Japanese companies are rightly praised for their stance on many responsible investment issues. But there remain some deep-seated structural problems. Richard Newell reports
The use of so-called poison pills to ward off activist foreign shareholders has some commentators suggesting Japan is, if anything, regressing. As a recent paper from CLSA©ˆ noted: “2007 witnessed a surge in the number of shareholder proposals from foreign investors, but they have continued to fail.”
Corporate Japan’s apparent reluctance to accept proposals that would seem to be well-intentioned is a real problem for foreigners. Although the landscape of market ownership has changed in Japan of late, with nearly 30% of the market now owned by foreigners and significant reduction in the level of cross-shareholdings, Japanese firms refuse to play the game.
Stephen Givens, a corporate lawyer in Japan who authored the paper for CLSA, says: “The foreigners who submitted shareholder proposals in 2007 were wrong-footed by the monolithic opposition of all Japanese constituencies - individual shareholders, institutional investors and corporate shareholders alike. They casually assumed that meritorious proposals would spontaneously attract at least some Japanese support that would make the vote competitive. Those assumptions were wrong, but what remains true is that the margin between defeat and victory is a relatively small Japanese swing vote. Identifying and winning over that swing vote is the key to the future of shareholder activism in Japan.”
The Tokyo High Court’s ruling in July 2007 endorsing the poison pill adopted by Bulldog Sauce in its attempt to ward off the US hedge fund Steel Partners, reflects the establishment view of shareholder activism by foreign shareholders. The ruling asserts that Steel was an ‘abusive player’, characterised by ‘financial motivation’. As Givens notes, this effectively means that other hedge funds and private equity investors can now be put on the blacklist. “The opinion explicitly endorses the view that maximising shareholder return is not the be-all and end-all of the policies served by corporate law. It vividly captures the current Japanese consensus, that squeezing the last nickel out of a company is not the point.”

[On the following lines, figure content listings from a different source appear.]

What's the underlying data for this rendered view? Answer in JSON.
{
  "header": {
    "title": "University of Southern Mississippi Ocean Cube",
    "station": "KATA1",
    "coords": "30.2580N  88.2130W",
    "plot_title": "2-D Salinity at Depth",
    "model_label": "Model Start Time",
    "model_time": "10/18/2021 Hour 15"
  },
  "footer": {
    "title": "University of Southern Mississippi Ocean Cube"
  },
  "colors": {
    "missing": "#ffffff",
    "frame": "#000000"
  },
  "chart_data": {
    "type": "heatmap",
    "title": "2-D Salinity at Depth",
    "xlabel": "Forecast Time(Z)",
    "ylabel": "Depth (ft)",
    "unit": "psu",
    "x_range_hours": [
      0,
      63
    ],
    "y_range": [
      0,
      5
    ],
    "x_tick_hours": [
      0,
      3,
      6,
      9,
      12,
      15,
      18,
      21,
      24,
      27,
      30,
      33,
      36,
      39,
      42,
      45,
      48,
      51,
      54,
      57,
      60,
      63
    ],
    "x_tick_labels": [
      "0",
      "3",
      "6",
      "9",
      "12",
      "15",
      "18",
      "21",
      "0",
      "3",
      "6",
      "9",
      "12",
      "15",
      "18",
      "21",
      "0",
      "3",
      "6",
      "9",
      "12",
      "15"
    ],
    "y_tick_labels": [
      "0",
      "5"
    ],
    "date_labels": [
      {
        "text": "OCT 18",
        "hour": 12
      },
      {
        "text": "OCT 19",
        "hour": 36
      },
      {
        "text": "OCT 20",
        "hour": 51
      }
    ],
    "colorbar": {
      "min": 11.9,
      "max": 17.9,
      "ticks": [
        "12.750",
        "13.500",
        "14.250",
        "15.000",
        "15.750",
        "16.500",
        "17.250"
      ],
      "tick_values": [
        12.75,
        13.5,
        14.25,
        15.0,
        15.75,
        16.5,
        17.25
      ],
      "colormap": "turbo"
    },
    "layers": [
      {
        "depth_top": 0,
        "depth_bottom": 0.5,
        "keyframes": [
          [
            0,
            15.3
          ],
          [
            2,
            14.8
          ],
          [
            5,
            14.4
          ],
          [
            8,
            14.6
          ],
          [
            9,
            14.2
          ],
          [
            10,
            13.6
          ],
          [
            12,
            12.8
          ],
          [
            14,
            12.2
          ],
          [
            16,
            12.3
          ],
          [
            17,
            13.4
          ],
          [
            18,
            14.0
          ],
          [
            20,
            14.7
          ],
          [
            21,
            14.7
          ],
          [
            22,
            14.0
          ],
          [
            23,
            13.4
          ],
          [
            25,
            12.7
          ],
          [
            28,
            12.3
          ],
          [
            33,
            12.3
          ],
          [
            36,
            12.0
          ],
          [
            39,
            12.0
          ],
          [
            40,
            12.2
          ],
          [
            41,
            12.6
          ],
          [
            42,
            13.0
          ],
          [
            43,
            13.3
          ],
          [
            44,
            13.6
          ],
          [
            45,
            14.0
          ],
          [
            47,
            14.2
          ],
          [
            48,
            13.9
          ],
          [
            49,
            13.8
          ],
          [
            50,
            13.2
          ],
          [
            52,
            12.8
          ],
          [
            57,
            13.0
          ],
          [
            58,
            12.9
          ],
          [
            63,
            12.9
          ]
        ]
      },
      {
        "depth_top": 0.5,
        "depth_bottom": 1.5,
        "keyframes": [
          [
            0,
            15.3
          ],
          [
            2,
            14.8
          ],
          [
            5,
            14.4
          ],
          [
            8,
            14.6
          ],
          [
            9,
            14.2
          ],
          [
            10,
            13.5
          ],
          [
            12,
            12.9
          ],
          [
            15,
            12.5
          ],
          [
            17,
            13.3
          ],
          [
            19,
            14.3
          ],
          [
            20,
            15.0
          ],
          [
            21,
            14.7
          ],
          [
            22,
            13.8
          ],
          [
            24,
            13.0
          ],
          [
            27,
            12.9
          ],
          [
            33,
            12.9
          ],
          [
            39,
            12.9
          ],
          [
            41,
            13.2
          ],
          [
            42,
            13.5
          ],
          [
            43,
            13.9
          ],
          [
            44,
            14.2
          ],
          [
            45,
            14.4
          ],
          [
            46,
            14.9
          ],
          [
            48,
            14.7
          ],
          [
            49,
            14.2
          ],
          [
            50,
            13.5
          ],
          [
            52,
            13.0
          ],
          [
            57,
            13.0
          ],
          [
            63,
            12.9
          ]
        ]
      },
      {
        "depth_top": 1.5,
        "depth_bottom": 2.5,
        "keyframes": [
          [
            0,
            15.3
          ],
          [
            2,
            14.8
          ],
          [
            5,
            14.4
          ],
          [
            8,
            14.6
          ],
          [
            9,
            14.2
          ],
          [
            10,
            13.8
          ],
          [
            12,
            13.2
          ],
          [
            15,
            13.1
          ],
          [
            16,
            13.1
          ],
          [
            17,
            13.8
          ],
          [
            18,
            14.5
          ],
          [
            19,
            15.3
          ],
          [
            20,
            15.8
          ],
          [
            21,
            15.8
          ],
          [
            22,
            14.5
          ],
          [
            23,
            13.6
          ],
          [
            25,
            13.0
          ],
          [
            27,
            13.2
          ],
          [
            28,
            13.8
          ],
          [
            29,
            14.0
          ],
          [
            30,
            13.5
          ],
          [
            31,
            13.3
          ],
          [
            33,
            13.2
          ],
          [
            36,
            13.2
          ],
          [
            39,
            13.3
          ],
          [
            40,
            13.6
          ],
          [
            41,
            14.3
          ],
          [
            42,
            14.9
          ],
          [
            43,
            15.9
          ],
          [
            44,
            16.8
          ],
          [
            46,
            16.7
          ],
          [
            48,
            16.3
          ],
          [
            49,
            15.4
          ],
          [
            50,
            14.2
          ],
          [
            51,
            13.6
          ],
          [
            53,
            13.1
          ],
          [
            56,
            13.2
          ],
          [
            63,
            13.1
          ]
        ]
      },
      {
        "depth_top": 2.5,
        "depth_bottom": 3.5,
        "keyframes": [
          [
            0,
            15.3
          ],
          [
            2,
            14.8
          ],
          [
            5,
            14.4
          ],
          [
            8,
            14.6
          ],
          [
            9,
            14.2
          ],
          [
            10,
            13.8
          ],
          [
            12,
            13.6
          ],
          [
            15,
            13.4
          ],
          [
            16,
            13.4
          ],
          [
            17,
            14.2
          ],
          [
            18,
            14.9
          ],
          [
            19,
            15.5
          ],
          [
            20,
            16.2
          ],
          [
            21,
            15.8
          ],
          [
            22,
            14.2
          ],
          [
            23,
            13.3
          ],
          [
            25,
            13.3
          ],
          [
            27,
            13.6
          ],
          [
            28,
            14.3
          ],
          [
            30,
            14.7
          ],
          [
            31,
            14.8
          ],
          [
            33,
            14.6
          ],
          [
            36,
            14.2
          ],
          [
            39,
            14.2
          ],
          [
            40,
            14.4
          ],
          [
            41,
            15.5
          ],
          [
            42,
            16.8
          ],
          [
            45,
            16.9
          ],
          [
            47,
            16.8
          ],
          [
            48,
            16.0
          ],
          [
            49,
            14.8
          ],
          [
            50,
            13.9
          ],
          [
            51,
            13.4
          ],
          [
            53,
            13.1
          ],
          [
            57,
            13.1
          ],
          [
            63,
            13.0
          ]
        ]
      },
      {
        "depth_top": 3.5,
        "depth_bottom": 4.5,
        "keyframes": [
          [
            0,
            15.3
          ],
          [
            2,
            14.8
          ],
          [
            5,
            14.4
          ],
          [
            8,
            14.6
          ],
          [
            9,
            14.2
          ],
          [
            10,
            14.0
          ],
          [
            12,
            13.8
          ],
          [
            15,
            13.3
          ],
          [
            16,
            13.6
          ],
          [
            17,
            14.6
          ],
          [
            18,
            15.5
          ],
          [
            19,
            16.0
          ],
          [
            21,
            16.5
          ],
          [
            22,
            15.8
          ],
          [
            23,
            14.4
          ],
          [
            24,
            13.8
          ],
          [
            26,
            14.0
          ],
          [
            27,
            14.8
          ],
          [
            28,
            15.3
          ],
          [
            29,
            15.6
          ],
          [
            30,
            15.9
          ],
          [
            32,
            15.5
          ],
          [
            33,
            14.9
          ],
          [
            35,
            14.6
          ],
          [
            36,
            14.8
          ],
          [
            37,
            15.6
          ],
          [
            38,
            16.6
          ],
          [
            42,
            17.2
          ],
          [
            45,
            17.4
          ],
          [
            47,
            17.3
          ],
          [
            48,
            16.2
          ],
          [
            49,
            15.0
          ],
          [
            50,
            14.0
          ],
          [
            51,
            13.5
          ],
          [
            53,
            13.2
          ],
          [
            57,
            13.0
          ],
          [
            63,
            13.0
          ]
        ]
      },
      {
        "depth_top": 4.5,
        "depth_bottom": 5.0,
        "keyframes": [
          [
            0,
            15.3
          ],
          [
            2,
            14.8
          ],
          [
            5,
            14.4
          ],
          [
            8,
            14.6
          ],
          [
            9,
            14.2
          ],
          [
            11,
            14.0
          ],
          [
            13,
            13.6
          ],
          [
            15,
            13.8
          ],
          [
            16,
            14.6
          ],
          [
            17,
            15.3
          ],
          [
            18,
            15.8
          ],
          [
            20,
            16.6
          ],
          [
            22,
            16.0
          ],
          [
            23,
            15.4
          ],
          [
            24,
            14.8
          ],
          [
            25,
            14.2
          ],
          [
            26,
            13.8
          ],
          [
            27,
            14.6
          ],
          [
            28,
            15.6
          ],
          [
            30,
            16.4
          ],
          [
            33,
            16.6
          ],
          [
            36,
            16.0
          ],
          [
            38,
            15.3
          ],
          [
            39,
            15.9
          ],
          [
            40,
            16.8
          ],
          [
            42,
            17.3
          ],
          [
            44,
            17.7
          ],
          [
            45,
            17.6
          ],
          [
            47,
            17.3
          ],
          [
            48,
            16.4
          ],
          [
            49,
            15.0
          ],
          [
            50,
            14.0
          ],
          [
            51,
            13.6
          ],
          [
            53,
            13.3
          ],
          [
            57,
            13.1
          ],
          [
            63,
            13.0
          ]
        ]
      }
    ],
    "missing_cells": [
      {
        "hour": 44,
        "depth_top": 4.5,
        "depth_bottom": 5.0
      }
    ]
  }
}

The Asian Corporate Governance Association (ACGA) held its annual conference in Tokyo last November. Yoshihiko Miyauchi, chairman and CEO of Orix Corporation said: “Japanese management needs to feel the pressure for change. Unfortunately the assertive shareholder is still a rarity. The typical behaviour is to sell the stock, not to engage. Institutional shareholders need to put more pressure on, and through that, corporate governance will improve. But the fact is that Japanese management prefers not to be pressured.”
The mood of the discussion at the ACGA conference darkened noticeably with the comments from Kathy Matsui, chief Japan strategist at Goldman Sachs. She is one of the most vocal critics of corporate Japan’s insularity. She was also disparaging of government officials’ lack of business knowledge (she claims that when she was called in by the LDP to explain why foreigners were dumping Japanese shares, she had to explain to them what the letters ROE (return on equity) stood for. She is equally dismissive of the idea you can bring pressure to bear on companies that employ “make-believe accounting”.
Matsui lamented how the second largest economy in the world has only 3% of global M&A, and a pathetically low level of IPO activity: “Sure, dividends have doubled in three years and buy-backs have also increased. But it’s still difficult for me to explain the low rates of return in Japan, and to me that’s unacceptable. People come to Japan and see a lack of concern for stakeholders. But Japanese CIOs are not paid to care.”
Matsui illustrated this point with a slide showing how the 1,300 companies who have moved to introduce stock options have performed much better compared to the rest of the Topix index companies.
Chris Ailman of CalSTRS asked whether the activities of Steel Partners had set back the cause of foreign investors in Japan. Matsui responded: “Well, obviously we wouldn’t have had the poison pill, but it has been beneficial in corporate governance terms. It has brought to the public eye the level of bad management.”
The focus, she said, needs to be on Japanese companies recognising why better governance matters, and why ROE targets are necessary. “We are on the right track with regard to corporate governance, but with the events of the recent past, we see that levels of cross shareholding are creeping back up. Japan has announced to the world that it wants to become an Asian finance hub. But if you want to have that, it needs to be an attractive place for investment. Unfortunately the Japanese authorities have left governance behind in the public policy arena. The shortage of independent directors is used as a convenient excuse.”
Her concern is really that Japan must break out of its low growth malaise. “Japan cannot go at this pace forever,” she says. “The demographic situation is going to force the issue. I’m really surprised at the lack of attention paid to this issue. Are your children going to have the same standard of living that you enjoy? We need to address how we can improve the returns on capital in this country. Why are Japanese savings leaving Japan and investing in New Zealand and other countries? Because Japanese investors are smart.”
Public pension funds, says Matsui, have a role to play in highlighting the structural and cultural problems. She praised the stance taken by the Pension Fund Association in its corporate governance funds, under the guidance of Daisuke Hamaguchi. “We have to give them credit for standing up to Japanese companies, for having the guts. It’s not about greedy investors, it’s about improving the returns on Japanese capital.”